Invité d’honneur de l’association culturelle Tankera du village Agouni Fourrou dans le sillage d’un programme commémoratif du 70e anniversaire du déclenchement de la guerre de Libération nationale, Ali Feraoun a animé une conférence lors de laquelle il s’est évertué à partager avec une assez consistante assistance, dont une prépondérance de femmes, l’itinéraire intellectuel de son défunt père, mais s’est surtout appesanti sur nombre de facettes de son côté militant de la cause libératrice de notre pays du joug colonial français. Un combat certes discret, mais ô combien efficace, lui qui, selon le conférencier, le distillait à doses homéopathiques, notamment dans son tout premier roman, Le Fils du pauvre.
Ce dont, d’ailleurs, a-t-il fait remarquer, s’est rendu compte son éditeur qui l’a expurgé d’une quarantaine de pages le long desquelles Feraoun était «critique» à l’égard de l’administration coloniale. Un ouvrage, le premier roman de l’auteur dont il a entamé l’écriture en 1939 et qui a été salué par la critique, obtenant le Grand prix de la ville d’Alger. Et ces longs passages ainsi supprimés ont été réintroduits dans l’œuvre originale de Feraoun dans une nouvelle édition en 2023 sur l’initiative de la fondation éponyme présidée par son fils. Plus que cela, l’illustre écrivain était en contact permanent avec le colonel Si Nacer, premier colonel et chef de la Wilaya III historique.
Un engagement efficace, mais discret dont l’administration coloniale à son plus haut sommet ne sera convaincue qu’à la fin de l’année 1960, quand Feraoun refusera la proposition du général de Gaulle de le nommer comme ambassadeur de France aux Etats-Unis d’Amérique. Dans sa réponse, Feraoun a expliqué son refus de cette proposition par son souci de «ne pas vouloir d’une promotion politique sur le dos de ses compatriotes qui luttaient pour l’indépendance nationale».
Une promotion politique «incompatible avec son statut d’éducateur et d’instituteur», a-t-il encore argué pour appuyer son refus, ajoute Ali Feraoun qui citera aussi un autre détail de poids. Vers la fin 1961, Feraoun était engagé dans un projet d’agriculture avec les Nations unies dans les pays pauvres de la Méditerranée, dont la Corse, la Grèce, l’Italie et Israël. Seulement, après avoir fait les autres pays, Feraoun devait se rendre avec ses collègues en Israël, ce pourquoi il sollicitera un visa qui lui sera refusé par Tel-Aviv après une enquête qui révélera que le fils de Tizi Hibel avait plus que des accointances avec le Gouvernement provisoire de la République algérienne.

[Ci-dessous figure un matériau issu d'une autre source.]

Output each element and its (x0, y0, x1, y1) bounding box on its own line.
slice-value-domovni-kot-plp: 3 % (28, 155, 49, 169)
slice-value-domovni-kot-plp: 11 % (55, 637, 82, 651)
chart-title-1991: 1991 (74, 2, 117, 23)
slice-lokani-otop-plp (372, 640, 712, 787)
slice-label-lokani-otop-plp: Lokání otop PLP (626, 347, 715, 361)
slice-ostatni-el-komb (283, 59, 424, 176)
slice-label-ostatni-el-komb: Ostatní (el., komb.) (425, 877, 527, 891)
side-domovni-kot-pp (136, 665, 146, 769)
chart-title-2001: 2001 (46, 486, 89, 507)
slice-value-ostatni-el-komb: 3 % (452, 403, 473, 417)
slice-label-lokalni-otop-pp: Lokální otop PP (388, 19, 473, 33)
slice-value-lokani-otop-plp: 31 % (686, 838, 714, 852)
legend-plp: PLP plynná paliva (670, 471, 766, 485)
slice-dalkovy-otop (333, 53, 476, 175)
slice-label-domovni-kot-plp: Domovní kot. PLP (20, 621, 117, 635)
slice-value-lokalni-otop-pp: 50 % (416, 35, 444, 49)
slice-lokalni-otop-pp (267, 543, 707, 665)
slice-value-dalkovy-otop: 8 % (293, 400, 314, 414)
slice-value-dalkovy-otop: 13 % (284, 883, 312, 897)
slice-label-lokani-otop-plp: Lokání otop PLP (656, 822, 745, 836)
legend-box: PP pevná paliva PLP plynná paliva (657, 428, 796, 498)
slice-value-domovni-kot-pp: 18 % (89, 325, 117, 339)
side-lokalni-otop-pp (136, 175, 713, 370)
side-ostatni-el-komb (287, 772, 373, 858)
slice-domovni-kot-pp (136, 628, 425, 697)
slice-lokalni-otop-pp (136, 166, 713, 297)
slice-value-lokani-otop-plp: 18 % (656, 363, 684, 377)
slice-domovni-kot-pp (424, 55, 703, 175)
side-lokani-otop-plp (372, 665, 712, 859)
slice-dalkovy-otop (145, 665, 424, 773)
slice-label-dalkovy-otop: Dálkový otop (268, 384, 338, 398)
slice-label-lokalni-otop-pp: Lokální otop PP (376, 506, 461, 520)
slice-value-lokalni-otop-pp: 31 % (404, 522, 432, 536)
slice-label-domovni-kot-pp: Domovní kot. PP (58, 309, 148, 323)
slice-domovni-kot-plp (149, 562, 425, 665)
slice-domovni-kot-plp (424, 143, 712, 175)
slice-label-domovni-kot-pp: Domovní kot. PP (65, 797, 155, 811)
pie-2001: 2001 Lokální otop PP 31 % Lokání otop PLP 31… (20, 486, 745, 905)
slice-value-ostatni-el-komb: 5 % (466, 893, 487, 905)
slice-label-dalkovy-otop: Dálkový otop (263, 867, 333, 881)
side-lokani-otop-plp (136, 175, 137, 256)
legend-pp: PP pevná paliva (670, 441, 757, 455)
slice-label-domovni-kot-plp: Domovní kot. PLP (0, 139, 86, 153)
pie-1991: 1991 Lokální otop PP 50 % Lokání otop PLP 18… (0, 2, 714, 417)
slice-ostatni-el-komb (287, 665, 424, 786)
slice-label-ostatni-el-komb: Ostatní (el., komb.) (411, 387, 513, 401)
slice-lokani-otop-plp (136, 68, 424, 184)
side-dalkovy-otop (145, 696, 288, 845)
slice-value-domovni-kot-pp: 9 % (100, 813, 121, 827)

Il avait alors demandé un ordre de mission en France pour s’occuper de ses livres, dont notamment son ouvrage Le Journal qu’il voulait éditer avant le recouvrement de l’indépendance nationale. Un ordre qu’il avait obtenu le 11 février 1962 avant que l’administration française ne se rétracte le 28 février de la même année par un courrier du délégué général du gouvernement français qui lui intima l’ordre de «ne pas quitter Alger jusqu’à nouvel ordre». Ce qui intrigua Feraoun, selon son fils qui s’interrogera, à son tour, sur le fait que «tous» les 18 dirigeants des centres sociaux qui étaient à la réunion de Ben Aknoun, sur les hauteurs de la capitale, avaient tous de «fausses cartes professionnelles».

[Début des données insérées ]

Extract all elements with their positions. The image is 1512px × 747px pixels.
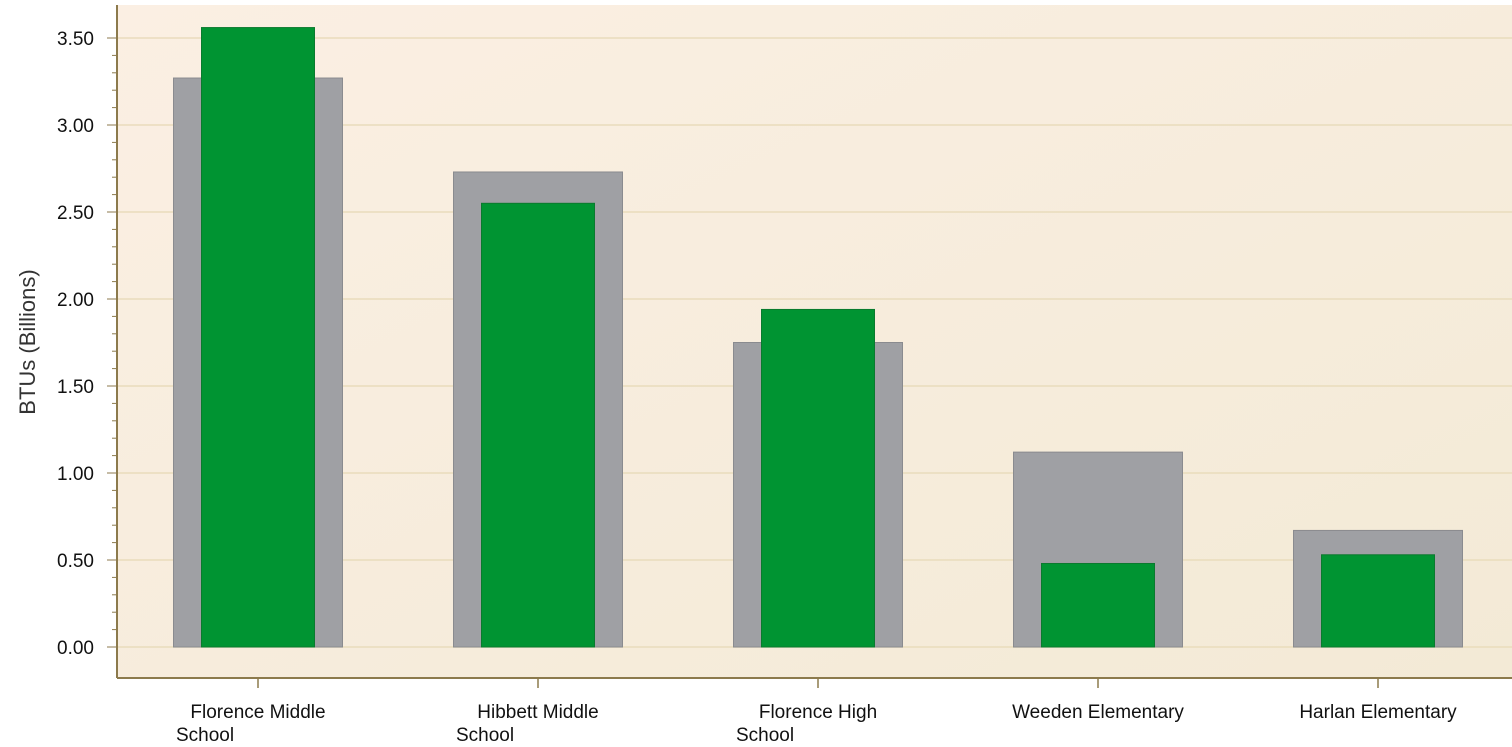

Une réunion instiguée, poursuit Ali Feraoun, «par le recteur» lors de laquelle trois membres de l’organisation clandestine firent irruption, désignèrent des noms sur une liste, dont donc celui de Mouloud Feraoun avant qu’ils ne le tuent froidement de 112 balles d’un fusil-mitrailleur.

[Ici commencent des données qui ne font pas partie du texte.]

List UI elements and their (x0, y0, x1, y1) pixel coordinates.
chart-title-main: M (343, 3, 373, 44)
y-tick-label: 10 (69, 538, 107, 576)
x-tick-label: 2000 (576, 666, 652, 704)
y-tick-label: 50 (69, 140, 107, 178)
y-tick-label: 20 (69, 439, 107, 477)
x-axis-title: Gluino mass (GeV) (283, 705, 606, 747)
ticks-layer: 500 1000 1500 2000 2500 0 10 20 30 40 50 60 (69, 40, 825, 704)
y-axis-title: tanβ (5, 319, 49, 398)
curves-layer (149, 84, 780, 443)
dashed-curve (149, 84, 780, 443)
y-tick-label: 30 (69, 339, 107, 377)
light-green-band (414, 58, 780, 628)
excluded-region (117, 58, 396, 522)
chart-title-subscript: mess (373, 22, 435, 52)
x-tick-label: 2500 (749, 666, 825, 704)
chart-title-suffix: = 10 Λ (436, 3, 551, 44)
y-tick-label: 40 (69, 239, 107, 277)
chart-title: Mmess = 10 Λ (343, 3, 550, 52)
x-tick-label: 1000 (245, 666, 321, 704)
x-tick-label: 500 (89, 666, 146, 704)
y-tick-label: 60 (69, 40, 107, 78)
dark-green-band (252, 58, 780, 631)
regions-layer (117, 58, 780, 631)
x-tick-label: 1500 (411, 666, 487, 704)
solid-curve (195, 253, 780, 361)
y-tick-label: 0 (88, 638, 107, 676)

Suffisant pour Ali Feraoun de déduire que son père a été «bel et bien assassiné sur ordre direct du gouvernement français et probablement de Gaulle en personne, pour lui faire payer son refus du poste d’ambassadeur à Washington qui lui a été proposé auparavant et son implication dans la guerre de Libération nationale». Pour Ali Feraoun, cette vérité «finira bien un jour par éclater au grand jour une fois les archives publiées». M. K.